GREGORIO SANCHEZ

«Indiani è un brano semplice, anzi è la sua demo. E’ nato già registrato, in casa, durante la notte di un weekend fallimentare». Così Gregorio Sanchezche è stato scelto personalmente da Calcutta per aprire la prima data del suo tour europeo in scena il prossimo 19 novembre nella cornice d’eccezione del Teatro Nuovo di San Marino, presenta il suo ultimo singolo in uscita quest’oggi grazie a Garrincha Dischi.
A distanza di 5 mesi dal release di Vulcani – fuori lo scorso giugno e preceduto dai due singoli San Giuliano e Dopo Marte – Indiani è il quarto tassello che compone l’immaginario del mondo di Sanchez, nuova tappa di avvicinamento verso il suo album d’esordio in uscita nel 2020.

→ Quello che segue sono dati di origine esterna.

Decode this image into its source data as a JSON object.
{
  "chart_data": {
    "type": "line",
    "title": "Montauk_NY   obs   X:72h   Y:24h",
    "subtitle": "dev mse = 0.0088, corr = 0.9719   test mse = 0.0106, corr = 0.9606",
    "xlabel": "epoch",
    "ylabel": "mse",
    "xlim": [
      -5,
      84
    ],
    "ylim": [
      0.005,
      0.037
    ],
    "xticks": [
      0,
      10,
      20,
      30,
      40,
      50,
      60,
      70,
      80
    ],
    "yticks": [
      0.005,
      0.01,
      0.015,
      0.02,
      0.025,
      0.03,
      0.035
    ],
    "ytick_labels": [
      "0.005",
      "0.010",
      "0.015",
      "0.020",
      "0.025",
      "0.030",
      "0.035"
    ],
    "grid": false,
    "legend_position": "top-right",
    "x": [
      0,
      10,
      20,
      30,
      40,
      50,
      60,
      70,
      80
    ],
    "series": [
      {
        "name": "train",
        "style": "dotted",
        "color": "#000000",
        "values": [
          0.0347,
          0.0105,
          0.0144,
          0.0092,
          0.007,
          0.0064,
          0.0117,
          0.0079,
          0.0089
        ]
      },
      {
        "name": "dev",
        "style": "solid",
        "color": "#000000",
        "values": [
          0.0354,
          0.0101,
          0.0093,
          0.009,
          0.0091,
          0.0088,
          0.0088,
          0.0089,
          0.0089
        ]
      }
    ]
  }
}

Gregorio Sanchez nasce a Bologna nell’87, va a scuola e non si iscrive a calcetto. Appena adolescente scappa dal Conservatorio, scopre OK Computer, le sale prova, l’home recording spericolato e tutto ciò che lo scenario emiliano degli anni 00 ha da offrire, subendone irreparabilmente le conseguenze. Durante l’università si trasferisce in Austria, dove si affeziona alla montagna e alle tinte fredde del pop nord-europeo: è in questo periodo che si immerge negli arpeggi dei Kings of Convenience e nella nebbia di Bon Iver, seppur con qualche intervallo di franco buon umore. Al suo ritorno in Italia ad aspettarlo c’è un disco, Channel Orange, c’è Lucio Dalla e la constatazione di aver inspiegabilmente ignorato qualsiasi altra forma di musica italiana per maggior parte della sua vita. Così, durante un inverno particolarmente freddo, decide di rimettersi in pari ed in primavera si ritrova in mano il suo primo pezzo in italiano. Di lì a poco arriva il trasferimento a Milano, la voglia di portarsi a casa la malinconia e la tenerezza degli amori che finiscono, scrivere canzoni e costruire un progetto solista. Da Gennaio 2019 entra far parte del roster di Garrincha Dischi, pubblicando il primo singolo per l’etichetta dal titolo Dopo Marte.